Tutorial

 

Pete Rotella

Title: Improving Software Reliability in a Changing Industry

Abstract: Achieving high software quality is essential. Interoperability has never been so important, release velocity needs to meet time to market goals, high function and system availability are expected, customers' quality expectations have never been so high. To adapt, compete, and hopefully excel in this increasingly fast-paced industry, we must not only provide functionality to the market quickly, but also prove to customers that they are receiving a high-value product - the best way to do this, in nearly all cases, is to build and release products of exceptionally high quality, that is, high availability, reliability, security, usability, and other key quality attributes.

Quality management has become increasingly important because the software development lifecycle is often quite different from what we were used to even a decade ago. Scaled agile continuous integration, continuous deployment, automated testing, devops: in this changed (and changing) world, we cannot depend on the proven waterfall/hybrid ways that were routinely used to gauge reliability, for example, but need different (yet still effective) approach(es) to understand where we stand. So, how do we configure our quality management program to help us to substantially improve reliability? Same applies for availability, security, etc. (We'll touch on another interesting topic, too, in the symposium, arguably an essential quality consideration: the types of service requests companies deal with (often in high volumes) and ways to identify systemic issues that appear in the service request population.)
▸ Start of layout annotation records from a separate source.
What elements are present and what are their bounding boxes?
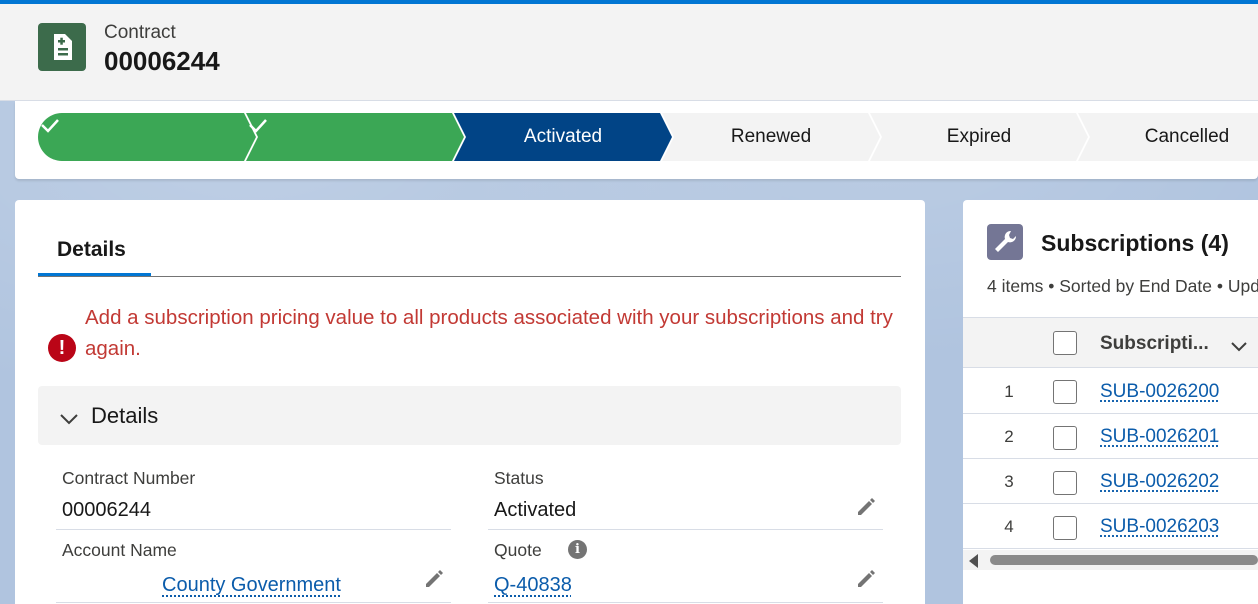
- tab-details[interactable]: Details: [38, 228, 151, 276]
- row-checkbox[interactable]: [1053, 380, 1077, 404]
- record-object-type: Contract: [104, 22, 176, 44]
- pencil-icon[interactable]: [855, 567, 877, 589]
- path-stage-label: Cancelled: [1078, 113, 1258, 161]
- column-header-subscription[interactable]: Subscripti...: [1100, 333, 1209, 355]
- row-checkbox[interactable]: [1053, 426, 1077, 450]
- account-name-label: Account Name: [62, 540, 177, 561]
- subscription-link[interactable]: SUB-0026203: [1100, 516, 1219, 538]
- row-number: 2: [999, 427, 1019, 447]
- wrench-icon: [987, 224, 1023, 260]
- row-checkbox[interactable]: [1053, 471, 1077, 495]
- info-icon[interactable]: i: [568, 540, 587, 559]
- path-stage-label: Activated: [454, 113, 672, 161]
- path-stage-2[interactable]: [246, 113, 464, 161]
- row-checkbox[interactable]: [1053, 516, 1077, 540]
- quote-link[interactable]: Q-40838: [494, 574, 572, 597]
- path-stage-1[interactable]: [38, 113, 256, 161]
- details-section-title: Details: [91, 403, 158, 429]
- row-number: 4: [999, 517, 1019, 537]
- subscription-link[interactable]: SUB-0026200: [1100, 381, 1219, 403]
- row-divider: [963, 458, 1258, 459]
- field-divider: [56, 529, 451, 530]
- path-stage-activated[interactable]: Activated: [454, 113, 672, 161]
- path-stage-cancelled[interactable]: Cancelled: [1078, 113, 1258, 161]
- path-stage-label: Renewed: [662, 113, 880, 161]
- scroll-left-arrow-icon[interactable]: [969, 554, 978, 568]
- pencil-icon[interactable]: [423, 567, 445, 589]
- tab-divider: [38, 276, 901, 277]
- error-message: Add a subscription pricing value to all …: [85, 302, 905, 364]
- row-number: 1: [999, 382, 1019, 402]
- contract-icon: [38, 23, 86, 71]
- quote-label: Quote: [494, 540, 542, 561]
- record-title: 00006244: [104, 46, 220, 77]
- contract-number-value: 00006244: [62, 499, 151, 522]
- subscriptions-meta: 4 items • Sorted by End Date • Updated: [987, 276, 1258, 297]
- subscription-link[interactable]: SUB-0026201: [1100, 426, 1219, 448]
- field-divider: [488, 529, 883, 530]
- path-stage-label: Expired: [870, 113, 1088, 161]
- chevron-down-icon[interactable]: [1229, 336, 1249, 356]
- subscription-link[interactable]: SUB-0026202: [1100, 471, 1219, 493]
- subscriptions-title[interactable]: Subscriptions (4): [1041, 230, 1229, 257]
- details-section-header[interactable]: [38, 386, 901, 445]
- contract-number-label: Contract Number: [62, 468, 195, 489]
- status-label: Status: [494, 468, 544, 489]
- select-all-checkbox[interactable]: [1053, 331, 1077, 355]
- field-divider: [488, 602, 883, 603]
- check-icon: [38, 113, 256, 161]
- row-divider: [963, 413, 1258, 414]
- error-icon: !: [48, 334, 76, 362]
- row-divider: [963, 548, 1258, 549]
- row-number: 3: [999, 472, 1019, 492]
- scrollbar-thumb[interactable]: [990, 555, 1258, 565]
- row-divider: [963, 503, 1258, 504]
- check-icon: [246, 113, 464, 161]
- pencil-icon[interactable]: [855, 495, 877, 517]
- chevron-down-icon[interactable]: [58, 408, 80, 430]
- path-stage-renewed[interactable]: Renewed: [662, 113, 880, 161]
- status-value: Activated: [494, 499, 576, 522]
- field-divider: [56, 602, 451, 603]
- account-name-link[interactable]: County Government: [162, 574, 341, 597]
- path-stage-expired[interactable]: Expired: [870, 113, 1088, 161]
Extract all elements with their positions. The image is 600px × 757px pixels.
So, “how do we construct and implement a transformative program that can help us elevate the quality of new releases to best-in-class levels (i.e., the top 10% of the pertinent industry sector)”? Here, most of our discussion will center on reliability/ availability, usually the most important driver of customer software satisfaction.

We'll begin by describing the use of three types of software metrics: In-process, customer experience, and customer sentiment (satisfaction) metrics. Each metric type characterizes an important part of the software lifecycle. We will also describe our experience in developing new and useful metrics, and show how we typically “link “/correlate in-process measures and metrics (from development and test) to customer experience and customer satisfaction metrics, which in turn invariably correlate strongly to revenue, market share, and profit. We'll discuss the steps involved in choosing the most valuable metrics, setting goals for these metrics, and go into practical ways of using them to help in improving development and test practices and processes.

For example, an important use of in-process metrics is to construct mathematical models that predict software reliability and other key quality attributes. These models are needed to enable software practitioners to identify deficient (and superior) development and test practices.

In addition to the data science/machine learning aspect of quality management, organizations also need to develop goaling strategies to enable release-over-release improvement. Reaching best-in-class reliability, for instance, becomes progressively more difficult as we approach this top level - more focus is needed in grounding strategy in an approach that has a strong conceptual and quantitative basis. Therefore, we need historical baselining and industry/ internal benchmarking to establish a basis for goaling the metrics associated with the various practices, processes, and tools.